I felt sick all morning, but that didn't stop me from getting the house tidied up. (I did start feeling better at about 1pm) Lets see, there was the laundry, sweeping the floor, cleaning the bathrooms, cleaning the kitchen, vacuuming the carpets, tidying up the living room and cleaning off the mantle and top of the entertainment center, cleaning all the yogurt and food off of the chairs, cleaning off the table so I could put the party tablecloth and balloons and presents and cake on it. I finished everything I needed to to at about 3:45 and then got ready for my..... Half Size Me Interview! Woo Hoo! Heather, the host of my now favorite podcast (on account of it is the only podcast I listen to) contacted me a while back and asked if I wanted to interview for the show. I was pretty nervous as the time came closer to interview but I got over my nerves pretty quickly after we started talking. Heather is really easy and fun to talk to and I really enjoyed talking. I did feel a little nervous going so much into my past with my parents, mostly my mom making me diet and exercise back in 6th grade, but I knew that I had to tell the truth and I had to tell my whole story and that time was when it all started and is a huge contributing factor to the rest of my past. The interview won't air until January so it's going to be a while.

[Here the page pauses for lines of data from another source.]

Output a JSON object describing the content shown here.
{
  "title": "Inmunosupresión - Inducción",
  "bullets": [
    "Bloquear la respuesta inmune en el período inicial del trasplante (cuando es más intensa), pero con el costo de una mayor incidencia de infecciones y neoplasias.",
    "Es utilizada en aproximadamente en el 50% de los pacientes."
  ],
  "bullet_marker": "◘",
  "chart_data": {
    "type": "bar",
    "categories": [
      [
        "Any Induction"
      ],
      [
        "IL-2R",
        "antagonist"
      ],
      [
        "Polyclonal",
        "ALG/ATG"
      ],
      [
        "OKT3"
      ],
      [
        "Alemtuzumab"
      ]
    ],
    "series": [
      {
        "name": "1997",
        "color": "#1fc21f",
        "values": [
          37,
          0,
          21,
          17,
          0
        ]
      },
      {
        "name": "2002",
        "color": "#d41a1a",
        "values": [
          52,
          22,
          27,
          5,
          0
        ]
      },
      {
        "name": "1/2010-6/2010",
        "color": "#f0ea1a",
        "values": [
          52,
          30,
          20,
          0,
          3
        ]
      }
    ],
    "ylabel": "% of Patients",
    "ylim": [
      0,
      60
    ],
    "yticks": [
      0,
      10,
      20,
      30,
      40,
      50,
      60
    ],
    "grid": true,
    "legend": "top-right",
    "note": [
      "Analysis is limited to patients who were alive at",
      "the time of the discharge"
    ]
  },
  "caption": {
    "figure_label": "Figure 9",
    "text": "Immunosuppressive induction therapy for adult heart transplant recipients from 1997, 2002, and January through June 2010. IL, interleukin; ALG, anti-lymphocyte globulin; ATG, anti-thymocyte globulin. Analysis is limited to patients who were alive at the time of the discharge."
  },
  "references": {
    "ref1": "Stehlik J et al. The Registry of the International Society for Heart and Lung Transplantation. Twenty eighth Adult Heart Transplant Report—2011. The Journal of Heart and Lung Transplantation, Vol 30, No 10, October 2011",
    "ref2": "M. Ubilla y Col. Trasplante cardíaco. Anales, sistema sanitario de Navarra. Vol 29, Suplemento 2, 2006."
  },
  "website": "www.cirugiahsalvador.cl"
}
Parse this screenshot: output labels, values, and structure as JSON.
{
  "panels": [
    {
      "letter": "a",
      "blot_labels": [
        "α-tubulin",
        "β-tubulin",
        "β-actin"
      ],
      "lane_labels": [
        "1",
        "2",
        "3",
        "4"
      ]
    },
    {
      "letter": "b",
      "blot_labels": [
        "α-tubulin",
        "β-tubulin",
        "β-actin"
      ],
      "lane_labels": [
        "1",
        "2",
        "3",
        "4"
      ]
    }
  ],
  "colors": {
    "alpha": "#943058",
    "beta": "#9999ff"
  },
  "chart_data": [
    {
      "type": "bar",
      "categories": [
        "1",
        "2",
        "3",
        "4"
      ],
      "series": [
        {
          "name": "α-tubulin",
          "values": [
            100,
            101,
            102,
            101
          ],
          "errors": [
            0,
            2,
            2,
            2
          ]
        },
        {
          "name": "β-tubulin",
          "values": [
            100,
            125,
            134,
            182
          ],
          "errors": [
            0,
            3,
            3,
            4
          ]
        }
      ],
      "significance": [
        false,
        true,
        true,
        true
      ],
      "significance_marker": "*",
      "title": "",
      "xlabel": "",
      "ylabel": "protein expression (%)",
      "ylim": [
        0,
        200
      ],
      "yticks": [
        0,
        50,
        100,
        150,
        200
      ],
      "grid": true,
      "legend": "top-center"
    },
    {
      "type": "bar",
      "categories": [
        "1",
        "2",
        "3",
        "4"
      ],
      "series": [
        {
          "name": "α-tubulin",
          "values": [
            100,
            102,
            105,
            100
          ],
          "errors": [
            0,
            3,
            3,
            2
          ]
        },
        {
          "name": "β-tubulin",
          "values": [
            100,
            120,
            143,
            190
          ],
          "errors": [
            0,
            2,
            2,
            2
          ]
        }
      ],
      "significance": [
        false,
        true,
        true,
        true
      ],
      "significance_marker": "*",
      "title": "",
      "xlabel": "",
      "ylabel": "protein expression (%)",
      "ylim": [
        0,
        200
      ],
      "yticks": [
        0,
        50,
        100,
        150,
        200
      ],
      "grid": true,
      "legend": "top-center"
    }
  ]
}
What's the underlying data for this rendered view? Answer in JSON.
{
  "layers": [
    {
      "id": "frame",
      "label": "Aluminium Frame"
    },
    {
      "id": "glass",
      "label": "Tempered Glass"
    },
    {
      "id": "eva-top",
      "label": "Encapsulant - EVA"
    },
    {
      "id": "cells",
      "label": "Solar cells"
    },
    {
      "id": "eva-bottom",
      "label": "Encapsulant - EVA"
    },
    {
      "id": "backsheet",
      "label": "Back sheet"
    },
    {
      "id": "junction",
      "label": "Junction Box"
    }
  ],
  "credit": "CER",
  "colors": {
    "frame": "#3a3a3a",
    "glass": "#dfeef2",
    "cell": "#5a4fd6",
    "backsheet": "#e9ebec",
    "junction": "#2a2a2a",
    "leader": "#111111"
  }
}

I've been thinking a lot about food of course as I usually do. This morning I was feeling queasy and when I opened up the fridge the thing that called out to me was the strawberry cheesecake pancakes I had made for breakfast yesterday. I stood there and started to think to myself. Why do I want to eat those so badly? Goodness knows my stomach and my body doesn't want them. Why am I so programmed to jump for sugar? It is so frustrating. Here I am feeling sick and mentally I am wanting to eat something sweet that will probably make me feel even sicker. I remember one time growing up when I had the flu and I ate a packet of sweet tarts and then promptly threw them up. I ate them because I saw them. My body didn't want them, but I mentally wanted them. Why? This is the thing that is the most perplexing to me. It is also the thing that I have not been able to resolve for myself. I feel like I am programmed to automatically reach for sugar. After lunch I want a treat, after dinner I want a treat. In the afternoon I want a treat. I feel like my body is craving sugar all the time. When I get hungry the first thing I want is something sweet. Since I have not been eating sweets, I have loaded up on refined carbs, eating crackers and chips in place of sweets. A better replacement would be fruit or veggies. I am not entirely sure how to tackle this beast, and a lot of books on the topic are usually pretty harsh calling sugar a poison and saying that we should cut it out of our diet all together. But I really don't want to do that. Sugar is a part of our culture, our society, our life. Take today for example, Ice Cream Cake at a birthday party. Cake at a wedding, desserts at every holiday, family gathering, event, activity. You name it, food and desserts are a part of it. How do we navigate this? How do we stop ourselves from binging around these foods? Is it even possible for someone like me to have a healthy relationship with desserts? The answer: honestly..... I don't know.
To end on a light note, here are a few pictures from tonight's birthday party with my sister. She was super surprised and we had a great time. The kids were a little fussy and had to be put to bed in the middle of it, fortunately though they went to bed easily. Also, I did have a piece of birthday cake since it was Blizzard Ice Cream cake from DQ. But that does not mean that I have given myself a free for all pass, in fact I am going to stay away from all desserts for another good long stretch. Maybe until Thanksgiving or another big event comes up where something irresistible is available. So maybe I am making progress in this area after all.